Astaghfirullah.. Aku benar-benar menyesal tidak mampu berbuat seperti penumpang-penumpang lain. Saat itu aku sudah tidak memegang uang lagi, karena sudah berpesan untuk dijemput dari stasiun. Aku sudah hendak bergeser untuk pindah dari tempatku untuk menutupi perasaan maluku, ketika tiba-tiba ku dengar bahwa si Kakek sudah hendak turun di Stasiun Kedunggedeh, yang jaraknya hanya dua stasiun dari lokasi aku naik tadi. Ini kesempatanku untuk bisa berbuat baik juga seperti yang lain. Aku langsung menuntun si Kakek dari tempat duduknya menuju pintu keluar gerbong hingga turun sampai pelataran stasiun. Melewati berjubelnya penumpang yang masih berada di dalam gerbong maupun yang juga hendak turun di stasiun yang sama dengan si Kakek. Kakek itu tak henti-hentinya mengucapkan terima kasih. Padahal sungguh aku merasa hal itu sangat tidak pantas ku terima karena aku hanya mampu memberikan pertolongan yang tak seberapa, yang bahkan mungkin tidak diperlukan si Kakek. Namun alhamdulillah, hal kecil yang ku lakukan tadi ternyata cukup melegakan hatiku. Meskipun airmataku menetes juga akhirnya setelah kereta berlalumeninggalkan stasiun itu.

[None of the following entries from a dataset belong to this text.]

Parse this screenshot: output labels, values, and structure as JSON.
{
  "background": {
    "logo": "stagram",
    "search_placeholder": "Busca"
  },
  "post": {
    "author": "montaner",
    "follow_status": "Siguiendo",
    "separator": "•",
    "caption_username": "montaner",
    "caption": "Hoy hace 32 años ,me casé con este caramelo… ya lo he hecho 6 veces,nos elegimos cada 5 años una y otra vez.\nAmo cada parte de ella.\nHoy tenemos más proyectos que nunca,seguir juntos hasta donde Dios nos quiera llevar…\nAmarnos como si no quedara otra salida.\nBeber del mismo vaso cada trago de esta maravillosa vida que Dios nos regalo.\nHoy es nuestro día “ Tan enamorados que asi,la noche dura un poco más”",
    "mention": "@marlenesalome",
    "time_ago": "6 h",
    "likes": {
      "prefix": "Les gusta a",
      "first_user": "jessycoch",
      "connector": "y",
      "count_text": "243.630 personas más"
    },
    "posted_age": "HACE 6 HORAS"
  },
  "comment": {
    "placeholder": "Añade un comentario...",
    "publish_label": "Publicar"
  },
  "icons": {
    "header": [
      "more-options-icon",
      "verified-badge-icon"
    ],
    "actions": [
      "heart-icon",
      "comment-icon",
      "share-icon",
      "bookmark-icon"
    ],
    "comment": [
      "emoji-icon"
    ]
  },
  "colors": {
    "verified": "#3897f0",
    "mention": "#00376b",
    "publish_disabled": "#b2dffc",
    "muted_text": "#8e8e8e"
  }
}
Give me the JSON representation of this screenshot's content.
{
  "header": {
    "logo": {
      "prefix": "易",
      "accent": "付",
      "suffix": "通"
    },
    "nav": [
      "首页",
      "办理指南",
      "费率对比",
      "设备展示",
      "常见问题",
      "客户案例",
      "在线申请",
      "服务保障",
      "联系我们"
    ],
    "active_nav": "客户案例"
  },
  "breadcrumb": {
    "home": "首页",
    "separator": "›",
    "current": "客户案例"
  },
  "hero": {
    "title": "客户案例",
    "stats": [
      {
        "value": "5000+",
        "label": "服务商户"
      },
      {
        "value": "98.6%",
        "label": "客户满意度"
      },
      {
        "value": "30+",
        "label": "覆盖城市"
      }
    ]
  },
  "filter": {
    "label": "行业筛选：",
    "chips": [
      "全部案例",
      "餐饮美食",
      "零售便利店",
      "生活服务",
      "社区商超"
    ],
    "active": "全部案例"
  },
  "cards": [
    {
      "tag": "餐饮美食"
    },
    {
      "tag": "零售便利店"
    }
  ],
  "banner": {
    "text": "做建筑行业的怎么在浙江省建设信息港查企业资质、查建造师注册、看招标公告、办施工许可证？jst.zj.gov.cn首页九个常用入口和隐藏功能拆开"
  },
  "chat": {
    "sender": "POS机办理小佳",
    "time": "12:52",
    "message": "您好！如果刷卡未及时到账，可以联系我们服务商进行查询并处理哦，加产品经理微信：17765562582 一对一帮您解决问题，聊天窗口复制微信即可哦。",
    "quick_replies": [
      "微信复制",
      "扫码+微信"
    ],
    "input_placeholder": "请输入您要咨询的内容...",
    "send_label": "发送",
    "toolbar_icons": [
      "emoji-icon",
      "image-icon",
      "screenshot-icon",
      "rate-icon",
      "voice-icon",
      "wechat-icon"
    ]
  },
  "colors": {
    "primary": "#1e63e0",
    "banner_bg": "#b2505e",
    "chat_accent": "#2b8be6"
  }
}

Maaf, aku sama sekali tidak bermaksud sedikitpun untuk riya atau mengumbar kebaikan yang kalian tahu sendiri tak ada nilainya itu. Aku hanya sekedar berbagi kisah, semoga bisa menjadi renungan dan inspirasi bagi kita semua. Bersegeralah melakukan kebaikan yang ada di hadapanmu sekecil apapun itu. Lalu tularkan kebaikanmu itu pada orang-orang di sekitarmu, sehingga pahala dan berkah Allah akan mengalir di setiap inci perjalananmu, memagarimu dari hal-hal dan pengaruh buruk, serta menjaga hatimu tetap lapang dan damai.